If you are under quarantine, you need Joe Exotic in your life immediately
In a time when the world could desperately use a distraction, Netflix has come in clutch with a new true-crime docuseries so bizarre, so unbelievable and — dare we say it? — so wild that it will take your mind off of the coronavirus… and any other worries you might have. It’s basically the television equivalent of a lobotomy and, during these dark times, we are leaning TF in. Intrigued? Well, hey there all you cool cats and kittens (if you know, you know), let us introduce you to Tiger King: Murder, Mayhem, and Madness.
You may have missed this gem until now since the streaming service quietly dropped the new title. Which is ironic, considering there is nothing quiet about the cast of characters: mulleted zookeeper-slash-country-music-singer Joe Exotic, the self-proclaimed “Mother Theresa of big cats” (and possible black widow?) Carole Baskin, slippery Vegas entrepreneur Jeff Lowe, ponytailed polygamist “Doc” Antle, and the list goes on. Yes, these are real people. Amazingly entertaining, flashy, eccentric, and shocking people.
Is it ethically questionable? Oh, for sure. Is it also a train-wreck from which we cannot tear our thirsty eyes? You betcha. Rightly so, the internet has proceeded to lose all chill upon discovering Tiger King.
Holy Shit. 2 minutes into Tiger King. Hold all my calls. I already know this is my binge destiny for the next (however long it takes)
— Shep Rose (@ShepRose) March 22, 2020
Watching Tiger King on Netflix and it has me saying wtf every 5 minutes.. #TigerKing pic.twitter.com/ZyvfO7DqF0
— Taylor R (@iamtay_tay) March 24, 2020
Netflix's hottest show is #TigerKing It has everything: big cats, mullets, hitmen, leather fringe, amputees, polygamy, labor disputes, mysterious disappearances, and what's that in the corner? Why, it's a cocaine kingpin. #TigerKingNetflix pic.twitter.com/Yzscv2DCut
— Kyle Kamerbeek (@kkamerbeek) March 25, 2020
How TF is every minute of #TigerKing somehow more shocking and unbelievable than the one before?! pic.twitter.com/pcsbp2Jy66
— Kristen (@kristen_gilma) March 24, 2020
Me: I can’t stop thinking about, talking about, or reading about the coronavirus
Netflix: let me introduce you to Joe Exotic and Carole Baskin. #TigerKing pic.twitter.com/1Oamnc2vMF
— Mary (@maryyyyrosee) March 23, 2020
Just watched #TigerKing. If I told you there’s a guy named Joe Exotic who’s a gay Zoo Manager with 2 husbands and he isn’t even the craziest person in the show. Do I have your attention? pic.twitter.com/2fXAI58Gpk
— Austin Embrey (@ace9021O) March 23, 2020
Long story short, the show explores the wacky world of big cat collectors. Surprise! It’s filled with sex, drugs, murder-for-hire schemes, tragic “accidents,” reality TV aspirations, and so much mind-blowingly more. Who knew? We can’t tell you more because, TBH, you probably wouldn’t believe us. It’s the sort of thing you actually have to watch to wrap your head around. Even then, the prevailing sentiment in your brain will be, “Are you shitting me right now?”

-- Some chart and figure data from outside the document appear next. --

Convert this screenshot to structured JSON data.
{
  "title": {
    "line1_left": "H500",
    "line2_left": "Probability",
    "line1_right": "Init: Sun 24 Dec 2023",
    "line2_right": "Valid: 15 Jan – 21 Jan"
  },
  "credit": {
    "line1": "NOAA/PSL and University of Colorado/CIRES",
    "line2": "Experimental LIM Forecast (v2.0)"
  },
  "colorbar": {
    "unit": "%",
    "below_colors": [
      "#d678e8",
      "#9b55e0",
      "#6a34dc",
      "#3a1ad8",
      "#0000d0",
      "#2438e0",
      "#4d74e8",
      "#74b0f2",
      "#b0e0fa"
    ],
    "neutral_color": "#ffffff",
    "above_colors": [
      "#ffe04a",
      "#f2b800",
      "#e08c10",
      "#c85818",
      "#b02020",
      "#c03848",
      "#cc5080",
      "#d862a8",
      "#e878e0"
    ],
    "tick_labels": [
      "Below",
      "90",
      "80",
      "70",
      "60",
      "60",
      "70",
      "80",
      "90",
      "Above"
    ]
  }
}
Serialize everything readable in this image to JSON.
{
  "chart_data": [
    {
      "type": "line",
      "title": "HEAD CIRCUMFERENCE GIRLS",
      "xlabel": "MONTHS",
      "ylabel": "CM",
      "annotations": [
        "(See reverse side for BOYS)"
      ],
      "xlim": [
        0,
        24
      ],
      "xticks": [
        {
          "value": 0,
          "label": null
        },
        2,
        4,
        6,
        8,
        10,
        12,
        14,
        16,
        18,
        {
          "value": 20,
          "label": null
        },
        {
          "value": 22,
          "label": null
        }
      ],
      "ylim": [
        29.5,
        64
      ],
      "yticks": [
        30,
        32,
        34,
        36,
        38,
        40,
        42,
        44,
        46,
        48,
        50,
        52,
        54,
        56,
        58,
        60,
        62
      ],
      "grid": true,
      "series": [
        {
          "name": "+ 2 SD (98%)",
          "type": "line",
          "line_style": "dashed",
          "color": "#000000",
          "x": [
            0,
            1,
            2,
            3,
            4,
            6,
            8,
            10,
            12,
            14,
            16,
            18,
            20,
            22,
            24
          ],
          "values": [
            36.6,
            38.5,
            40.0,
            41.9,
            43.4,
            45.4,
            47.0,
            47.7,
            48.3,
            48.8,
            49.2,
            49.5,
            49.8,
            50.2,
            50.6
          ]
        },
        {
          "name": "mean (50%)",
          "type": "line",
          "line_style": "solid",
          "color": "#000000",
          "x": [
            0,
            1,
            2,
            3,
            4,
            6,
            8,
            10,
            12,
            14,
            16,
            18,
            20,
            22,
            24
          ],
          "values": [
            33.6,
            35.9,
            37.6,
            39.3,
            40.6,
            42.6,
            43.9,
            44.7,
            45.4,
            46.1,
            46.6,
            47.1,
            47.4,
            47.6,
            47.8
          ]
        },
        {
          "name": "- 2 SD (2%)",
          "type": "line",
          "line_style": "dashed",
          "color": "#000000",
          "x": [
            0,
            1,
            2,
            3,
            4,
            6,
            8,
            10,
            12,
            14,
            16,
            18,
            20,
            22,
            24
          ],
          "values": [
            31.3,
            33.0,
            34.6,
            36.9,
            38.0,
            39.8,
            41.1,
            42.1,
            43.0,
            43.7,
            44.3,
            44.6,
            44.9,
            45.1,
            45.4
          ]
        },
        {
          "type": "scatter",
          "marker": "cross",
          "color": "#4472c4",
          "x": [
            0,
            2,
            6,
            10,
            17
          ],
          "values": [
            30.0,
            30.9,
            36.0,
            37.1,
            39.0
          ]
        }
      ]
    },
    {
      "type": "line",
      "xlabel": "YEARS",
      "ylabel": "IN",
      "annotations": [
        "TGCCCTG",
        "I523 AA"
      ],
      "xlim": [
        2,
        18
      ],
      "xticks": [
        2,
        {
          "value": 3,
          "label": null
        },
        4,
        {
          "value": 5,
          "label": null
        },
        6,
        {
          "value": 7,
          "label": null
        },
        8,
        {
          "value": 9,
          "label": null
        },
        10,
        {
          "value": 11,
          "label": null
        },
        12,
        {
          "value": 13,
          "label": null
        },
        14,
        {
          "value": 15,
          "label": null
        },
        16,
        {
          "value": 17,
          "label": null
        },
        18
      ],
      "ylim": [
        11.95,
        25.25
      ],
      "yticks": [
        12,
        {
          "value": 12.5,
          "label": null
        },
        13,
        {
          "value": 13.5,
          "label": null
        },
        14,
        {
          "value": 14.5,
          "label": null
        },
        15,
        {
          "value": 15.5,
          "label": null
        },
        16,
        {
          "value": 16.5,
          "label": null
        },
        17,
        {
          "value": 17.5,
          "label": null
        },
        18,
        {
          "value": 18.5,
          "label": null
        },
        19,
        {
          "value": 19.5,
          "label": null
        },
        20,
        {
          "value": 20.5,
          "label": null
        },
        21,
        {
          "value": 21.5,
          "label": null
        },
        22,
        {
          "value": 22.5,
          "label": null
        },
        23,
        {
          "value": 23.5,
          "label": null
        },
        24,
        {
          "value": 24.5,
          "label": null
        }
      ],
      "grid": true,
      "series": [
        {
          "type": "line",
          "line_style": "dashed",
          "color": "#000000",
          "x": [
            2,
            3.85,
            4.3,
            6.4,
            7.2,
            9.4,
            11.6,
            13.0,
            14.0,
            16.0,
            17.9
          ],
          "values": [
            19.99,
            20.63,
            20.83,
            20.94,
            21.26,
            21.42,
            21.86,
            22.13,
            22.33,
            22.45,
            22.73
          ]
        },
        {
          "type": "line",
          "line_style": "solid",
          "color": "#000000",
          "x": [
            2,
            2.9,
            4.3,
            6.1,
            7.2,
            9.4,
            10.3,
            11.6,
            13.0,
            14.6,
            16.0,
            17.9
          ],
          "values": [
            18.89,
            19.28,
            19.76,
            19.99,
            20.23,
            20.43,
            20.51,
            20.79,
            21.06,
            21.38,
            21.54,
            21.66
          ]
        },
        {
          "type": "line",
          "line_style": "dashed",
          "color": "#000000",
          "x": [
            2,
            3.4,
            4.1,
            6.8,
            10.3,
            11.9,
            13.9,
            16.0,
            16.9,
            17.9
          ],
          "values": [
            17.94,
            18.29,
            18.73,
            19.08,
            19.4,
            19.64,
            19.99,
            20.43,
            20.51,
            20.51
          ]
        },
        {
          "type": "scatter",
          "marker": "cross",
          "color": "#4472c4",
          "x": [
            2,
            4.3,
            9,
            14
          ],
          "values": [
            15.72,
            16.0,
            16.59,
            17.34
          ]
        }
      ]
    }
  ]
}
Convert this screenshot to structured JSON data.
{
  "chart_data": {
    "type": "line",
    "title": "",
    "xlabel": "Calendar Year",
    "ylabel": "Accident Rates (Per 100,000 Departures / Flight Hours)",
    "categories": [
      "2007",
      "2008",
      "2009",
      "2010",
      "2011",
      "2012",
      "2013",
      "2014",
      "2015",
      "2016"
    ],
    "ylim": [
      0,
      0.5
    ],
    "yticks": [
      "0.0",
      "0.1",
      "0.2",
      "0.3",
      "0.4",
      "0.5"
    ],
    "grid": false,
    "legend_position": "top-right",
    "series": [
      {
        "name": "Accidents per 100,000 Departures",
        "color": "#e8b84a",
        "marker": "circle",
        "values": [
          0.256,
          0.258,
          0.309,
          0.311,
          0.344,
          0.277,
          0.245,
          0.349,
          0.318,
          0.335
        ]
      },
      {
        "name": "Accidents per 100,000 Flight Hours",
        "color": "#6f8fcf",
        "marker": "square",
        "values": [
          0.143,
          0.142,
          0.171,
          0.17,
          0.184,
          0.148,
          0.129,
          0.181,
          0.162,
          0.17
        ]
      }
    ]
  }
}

Because here’s the thing. When you’re scrolling through titles looking for something to watch on Netflix during your coronavirus downtime, you might click on Tiger King for more info (how could you not based on that photo of shirtless Joe Exotic posing on a tiger skin rug?). And what it will tell you is the series follows Joe — the “gun-toting operator of an Oklahoma big cat park” who has been “accused of hiring someone to murder his chief rival, Carole Baskin.”
But trust me when I tell you this, friends. That in no way prepares you for the seven episodes of pure insanity you are about to see. In fact, you’ll probably ultimately agree that the whole murder-for-hire-plot is quite possibly the least shocking thing about the entire series. The kooky rivalry between Joe Exotic and Baskin is literally just the tip of the Tiger King iceberg.
Also, we’d be remiss not to mention that since barely blinking through all seven episodes, we’ve discovered that journalist Robert Moor runs a Joe Exotic: Tiger King podcast with even more juicy morsels about the man, the myth, the legend. So, excuse us while we go binge-listen to that while we wait for word that Netflix is somehow going to deliver a second season of the best thing to ever come out of social distancing.